Honestly, this is a question that no one on our team is qualified to answer for you.
My advice would be to read literature around epidural injections and their safety and efficacy; as well as discussing this with your physician. Don’t be afraid to seek multiple medical opinions! A pain doc will have a different perspective than an interventional radiologist who has a different perspective than a surgeon and so on.
DD is right. No one here is qualified to answer that. You’re likely going to get a lot of different answers from even those that are. It’s something that you’ll have to weigh the pros and cons with whomever you talk to that is qualified to do them.
You’re also correct in that they will only mask the issue.
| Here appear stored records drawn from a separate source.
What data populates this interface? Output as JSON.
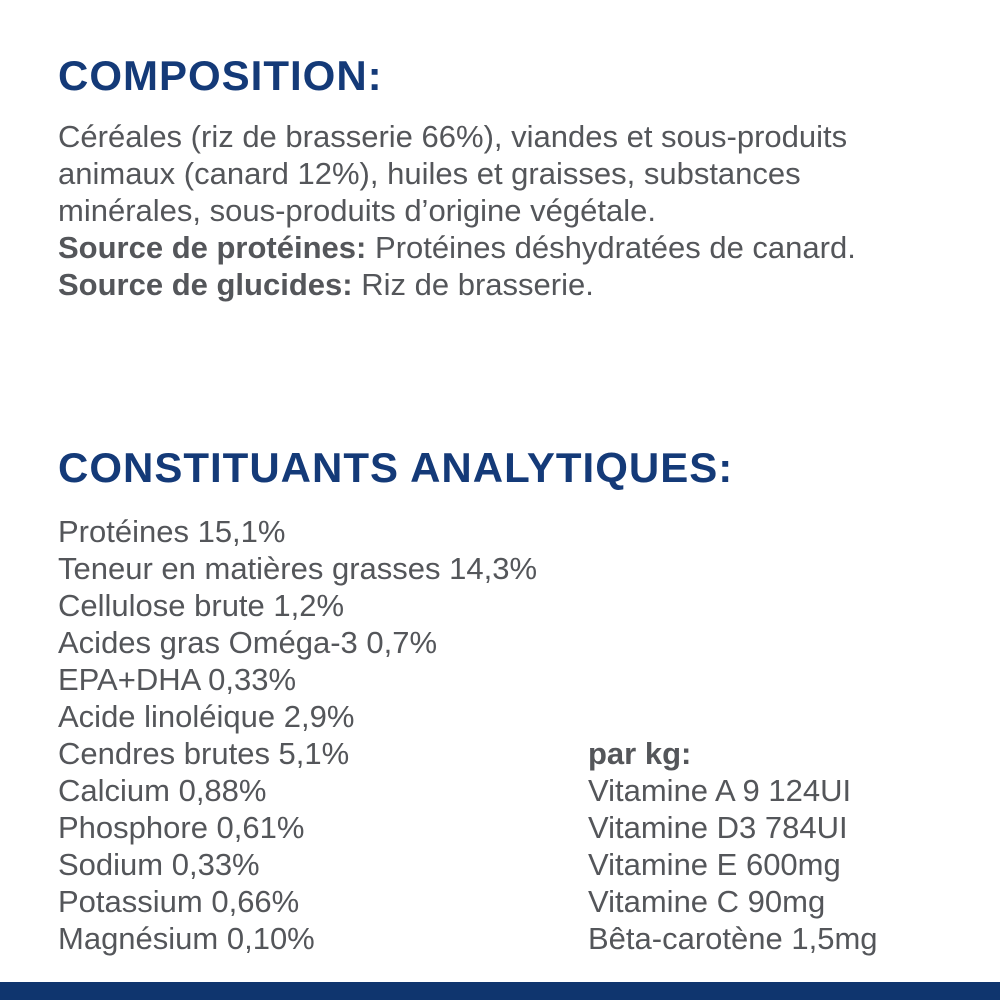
{
  "page": {
    "background": "#ffffff",
    "heading_color": "#143a78",
    "text_color": "#54565a",
    "bottom_bar_color": "#0f356e"
  },
  "composition": {
    "heading": "COMPOSITION:",
    "body_lines": [
      "Céréales (riz de brasserie 66%), viandes et sous-produits",
      "animaux (canard 12%), huiles et graisses, substances",
      "minérales, sous-produits d’origine végétale."
    ],
    "protein_source_label": "Source de protéines:",
    "protein_source_value": "Protéines déshydratées de canard.",
    "carb_source_label": "Source de glucides:",
    "carb_source_value": "Riz de brasserie."
  },
  "analytical": {
    "heading": "CONSTITUANTS ANALYTIQUES:",
    "constituents": [
      "Protéines 15,1%",
      "Teneur en matières grasses 14,3%",
      "Cellulose brute 1,2%",
      "Acides gras Oméga-3 0,7%",
      "EPA+DHA 0,33%",
      "Acide linoléique 2,9%",
      "Cendres brutes 5,1%",
      "Calcium 0,88%",
      "Phosphore 0,61%",
      "Sodium 0,33%",
      "Potassium 0,66%",
      "Magnésium 0,10%"
    ],
    "per_kg_label": "par kg:",
    "per_kg_items": [
      "Vitamine A 9 124UI",
      "Vitamine D3 784UI",
      "Vitamine E 600mg",
      "Vitamine C 90mg",
      "Bêta-carotène 1,5mg"
    ]
  }
}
If you do decide to go that route, make sure that you utilize the time when/if you feel better to do the appropriate things alleviate what might be causing the issues to begin with. All too often I see folks get relief but do nothing during that time to really correct the underlying problem. Be sure to have a clear plan with your doc on which direction you’re headed.
While I cannot give you advice on what to do, being that I am not a doctor and do not play one on TV, I can share experiences from my work in the long term disability field.
I have seen mixed results with these injections. Those that are successful in their rehabilitation (back to activities of daily living, not lifting weights) combined the injection with targeted rehabilitation. That being said, the injection forced them to take down time. So, which helped more, the down time, or the injection? We don’t know.
My advice would be to seek multiple opinions and a definitive diagnosis prior to undergoing a procedure of any kind. Abide by Dr. McGill’s protocol of avoiding pain triggers, desensitizing yourself and moving like an athlete. Grab a copy of Back Mechanic for the complete guide.
Back pain is not a death sentence as long as you manage it correctly.